I agree that bundle would be useful for restartable clone, and not
useful for restartable fetch.  Well, unless you count (non-existing)
GitTorrent / git-mirror-sync as this solution... ;-)

> 
> Hence having a restartable git-archive service to create the top 
> revision with the ability to cheaply (in terms of network bandwidth) 
> deepen the history afterwards is probably the most straight forward way 
> to achieve that.  The server needs no be aware of separate bundles, etc.  
> And the shared object store still works as usual with the same cached IO 
> whether the data is needed for a traditional fetch or a "git archive" 
> operation.

It's the "cheaply deepen history" that I doubt would be easy.  This is
the most difficult part, I think (see also below).

> 
> Why "git archive"?  Because its content is well defined.  So if you give 
> it a commit SHA1 you will always get the same stream of bytes (after 
> decompression) since the way git sort files is strictly defined.  It is 
> therefore easy to tell a remote "git archive" instance that we want the 
> content for commit xyz but that we already got n files already, and that 
> the last file we've got has m bytes.  There is simply no confusion about 
> what we've got already, unlike with a partial pack which might need 
> yet-to-be-received objects in order to make sense of what has been 
> already received.  The server simply has to skip that many files and 
> resume the transfer at that point, independently of the compression or 
> even the archive format.

Let's reiterate it to check if I understand it correctly:


Any "restartable clone" / "resumable fetch" solution must begin with
a file which is rock-solid stable wrt. reproductability given the same
parameters.  git-archive has this feature, packfile doesn't (so I guess
that bundle also doesn't, unless it was cached / saved on disk).
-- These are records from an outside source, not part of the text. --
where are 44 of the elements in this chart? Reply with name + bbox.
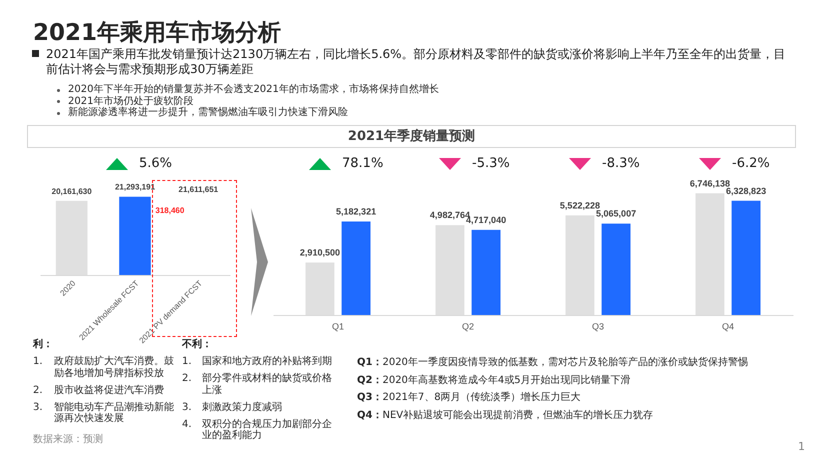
bar <box>602 224 630 315</box>
text: 2021年市场仍处于疲软阶段 <box>68 96 194 106</box>
text: 2. 股市收益将促进汽车消费 <box>33 384 165 396</box>
x-tick-label: Q2 <box>462 322 474 332</box>
text: 1. 国家和地方政府的补贴将到期 <box>182 356 333 368</box>
text: 3. 智能电动车产品潮推动新能源再次快速发展 <box>33 402 175 424</box>
text: 2020年下半年开始的销量复苏并不会透支2021年的市场需求，市场将保持自然增长 <box>68 84 439 96</box>
data-label: 5,182,321 <box>336 206 376 216</box>
text: 4. 双积分的合规压力加剧部分企业的盈利能力 <box>182 418 333 442</box>
data-label: 6,746,138 <box>690 178 730 188</box>
text: 新能源渗透率将进一步提升，需警惕燃油车吸引力快速下滑风险 <box>68 107 348 119</box>
chart-title: 2021年季度销量预测 <box>27 125 796 148</box>
x-tick-label: Q1 <box>332 322 344 332</box>
data-label: 6,328,823 <box>726 186 766 196</box>
text: 5.6% <box>139 156 172 172</box>
bar <box>472 230 500 315</box>
data-label: 2,910,500 <box>300 247 340 258</box>
text: 1 <box>798 440 805 454</box>
x-tick-label: Q4 <box>722 322 734 332</box>
text: 1. 政府鼓励扩大汽车消费。鼓励各地增加号牌指标投放 <box>33 356 175 379</box>
text: 21,611,651 <box>178 184 220 195</box>
data-label: 5,065,007 <box>596 208 636 219</box>
text: Q2：2020年高基数将造成今年4或5月开始出现同比销量下滑 <box>357 374 631 387</box>
bar <box>342 221 370 315</box>
text: Q1：2020年一季度因疫情导致的低基数，需对芯片及轮胎等产品的涨价或缺货保持警惕 <box>357 357 748 369</box>
text: 78.1% <box>342 156 384 172</box>
text: 2021年乘用车市场分析 <box>33 19 282 48</box>
bar <box>732 200 760 315</box>
text: 3. 刺激政策力度减弱 <box>182 402 283 413</box>
text: -6.2% <box>732 156 770 172</box>
text: -8.3% <box>602 156 640 172</box>
data-label: 21,293,191 <box>114 182 156 192</box>
data-label: 20,161,630 <box>52 186 92 196</box>
text: Q3：2021年7、8两月（传统淡季）增长压力巨大 <box>357 392 581 404</box>
text: 不利： <box>182 339 213 351</box>
source-note: 数据来源：预测 <box>33 434 103 446</box>
text: Q4：NEV补贴退坡可能会出现提前消费，但燃油车的增长压力犹存 <box>357 410 654 422</box>
x-tick-label: Q3 <box>592 322 604 332</box>
annotation: 318,460 <box>154 206 184 216</box>
text: 2021年国产乘用车批发销量预计达2130万辆左右，同比增长5.6%。部分原材料及零部件的缺货或涨价将影响上半年乃至全年的出货量，目前估计将会与需求预期形成30万辆差距 <box>46 46 786 76</box>
text: -5.3% <box>472 156 510 172</box>
text: 利： <box>33 339 53 350</box>
data-label: 5,522,228 <box>560 200 600 210</box>
text: 2. 部分零件或材料的缺货或价格上涨 <box>182 373 333 396</box>
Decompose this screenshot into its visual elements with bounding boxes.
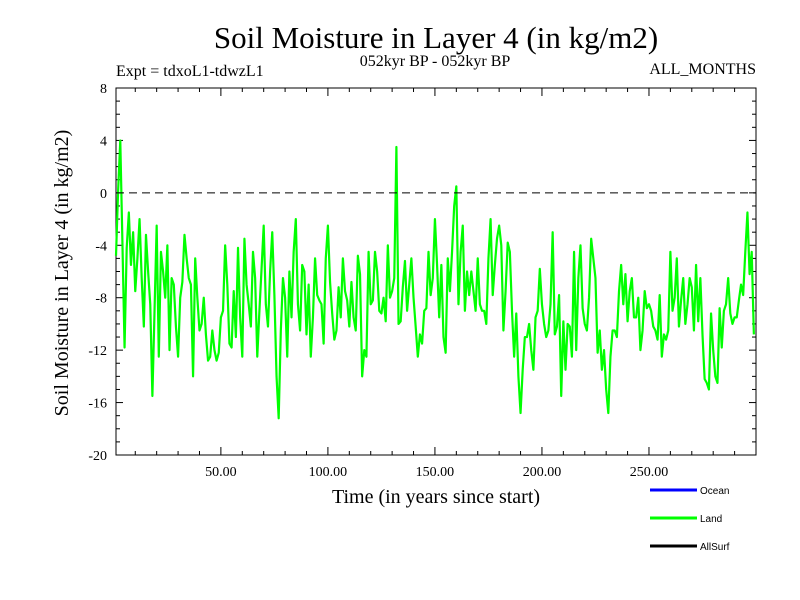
- chart-title: Soil Moisture in Layer 4 (in kg/m2): [214, 20, 658, 55]
- x-tick-label: 100.00: [309, 465, 348, 480]
- series-layer: [114, 139, 755, 420]
- y-tick-label: 4: [100, 134, 107, 149]
- months-label: ALL_MONTHS: [649, 61, 756, 78]
- experiment-label: Expt = tdxoL1-tdwzL1: [116, 63, 264, 80]
- x-tick-label: 200.00: [523, 465, 562, 480]
- series-line-land: [114, 139, 755, 420]
- y-tick-label: -8: [95, 292, 107, 307]
- legend: Ocean Land AllSurf: [650, 486, 730, 553]
- y-tick-label: -4: [95, 239, 107, 254]
- legend-allsurf-label: AllSurf: [700, 542, 730, 553]
- plot-frame: [115, 87, 757, 456]
- y-tick-label: -12: [88, 344, 107, 359]
- y-tick-label: 0: [100, 187, 107, 202]
- y-tick-label: 8: [100, 82, 107, 97]
- x-axis-label: Time (in years since start): [332, 486, 540, 508]
- x-tick-label: 150.00: [416, 465, 455, 480]
- legend-land-label: Land: [700, 514, 722, 525]
- y-tick-label: -20: [88, 449, 107, 464]
- axis-ticks: [116, 87, 756, 456]
- legend-ocean-label: Ocean: [700, 486, 729, 497]
- axis-tick-labels: -20 -16 -12 -8 -4 0 4 8 50.00 100.00 150.00 200.00 2…: [88, 82, 668, 480]
- x-tick-label: 250.00: [630, 465, 669, 480]
- x-tick-label: 50.00: [205, 465, 237, 480]
- period-label: 052kyr BP - 052kyr BP: [360, 53, 511, 70]
- y-axis-label: Soil Moisture in Layer 4 (in kg/m2): [51, 130, 73, 417]
- y-tick-label: -16: [88, 397, 107, 412]
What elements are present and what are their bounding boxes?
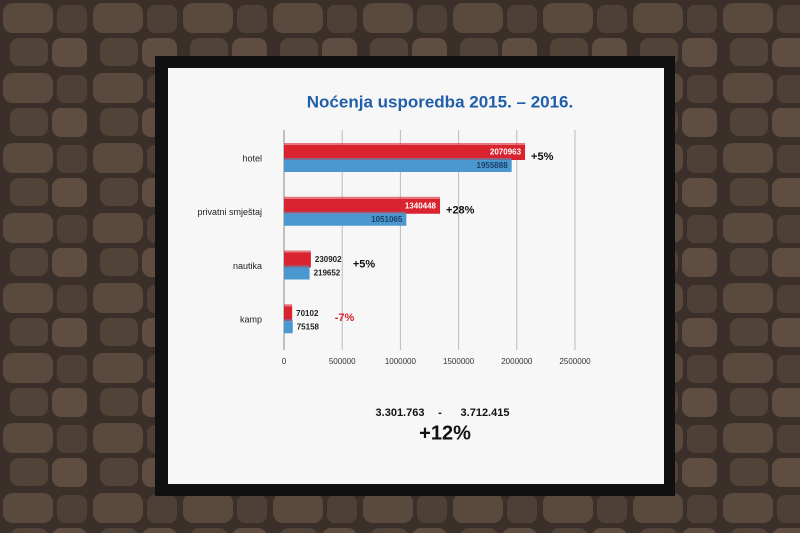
bar bbox=[284, 306, 293, 322]
bar-top bbox=[284, 250, 311, 253]
bar-top bbox=[284, 319, 293, 322]
change-label: -7% bbox=[335, 312, 355, 324]
x-tick-label: 0 bbox=[282, 357, 287, 366]
bar-top bbox=[284, 211, 407, 214]
bar-top bbox=[284, 265, 310, 268]
value-label: 219652 bbox=[314, 269, 341, 278]
y-tick-label: privatni smještaj bbox=[197, 207, 262, 217]
bar bbox=[284, 198, 441, 214]
x-tick-label: 2000000 bbox=[501, 357, 533, 366]
value-label: 70102 bbox=[296, 309, 319, 318]
change-label: +5% bbox=[531, 151, 554, 163]
chart-title: Noćenja usporedba 2015. – 2016. bbox=[307, 92, 573, 111]
y-tick-label: kamp bbox=[240, 315, 262, 325]
bar bbox=[284, 145, 526, 160]
total-change: +12% bbox=[419, 422, 471, 444]
value-label: 230902 bbox=[315, 255, 342, 264]
total-2016: 3.712.415 bbox=[461, 407, 510, 419]
x-tick-label: 2500000 bbox=[559, 357, 591, 366]
value-label: 1955888 bbox=[477, 161, 509, 170]
bar bbox=[284, 252, 311, 268]
bar-top bbox=[284, 196, 441, 199]
total-2015: 3.301.763 bbox=[376, 407, 425, 419]
screen bbox=[168, 68, 664, 484]
change-label: +28% bbox=[446, 205, 475, 217]
bar bbox=[284, 267, 310, 280]
value-label: 1340448 bbox=[405, 201, 437, 210]
value-label: 1051065 bbox=[371, 215, 403, 224]
bar bbox=[284, 160, 512, 172]
bar-top bbox=[284, 143, 526, 145]
bar-top bbox=[284, 304, 293, 307]
bar-top bbox=[284, 158, 512, 160]
bar bbox=[284, 213, 407, 226]
total-separator: - bbox=[438, 407, 442, 419]
x-tick-label: 500000 bbox=[329, 357, 356, 366]
x-tick-label: 1000000 bbox=[385, 357, 417, 366]
value-label: 75158 bbox=[297, 322, 320, 331]
bar bbox=[284, 321, 293, 334]
value-label: 2070963 bbox=[490, 148, 522, 157]
y-tick-label: hotel bbox=[242, 153, 262, 163]
change-label: +5% bbox=[353, 258, 376, 270]
x-tick-label: 1500000 bbox=[443, 357, 475, 366]
plot: 0500000100000015000002000000250000020162… bbox=[197, 130, 591, 366]
y-tick-label: nautika bbox=[233, 261, 262, 271]
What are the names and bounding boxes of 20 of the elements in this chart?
It would be useful if it was possible to generate part of this rock-solid
file for partial (range, resume) request, without need to generate 
(calculate) parts that client already downloaded.  Otherwise server has
to either waste disk space and IO for caching, or waste CPU (and IO)
on generating part which is not needed and dropping it to /dev/null.
git-archive you say has this feature.

Next you need to tell server that you have those objects got using
resumable download part ("git archive HEAD" in your proposal), and
that it can use them and do not include them in prepared file/pack.
"have" is limited to commits, and "have <sha1>" tells server that
you have <sha1> and all its prerequisites (dependences).  You can't 
use "have <sha1>" with git-archive solution.  I don't know enough
about 'shallow' capability (and what it enables) to know whether
it can be used for that.  Can you elaborate?

Then you have to finish clone / fetch.  All solutions so far include
some kind of incremental improvements.  My first proposal of bisect
fetching 1/nth or predefined size pack is buttom-up solution, where
we build full clone from root commits up.  You propose, from what
I understand build full clone from top commit down, using deepening
from shallow clone.  In this step you either get full incremental
or not; downloading incremental (from what I understand) is not
resumable / they do not support partial fetch.

Do I understand this correctly?
-- 
Jakub Narebski
Poland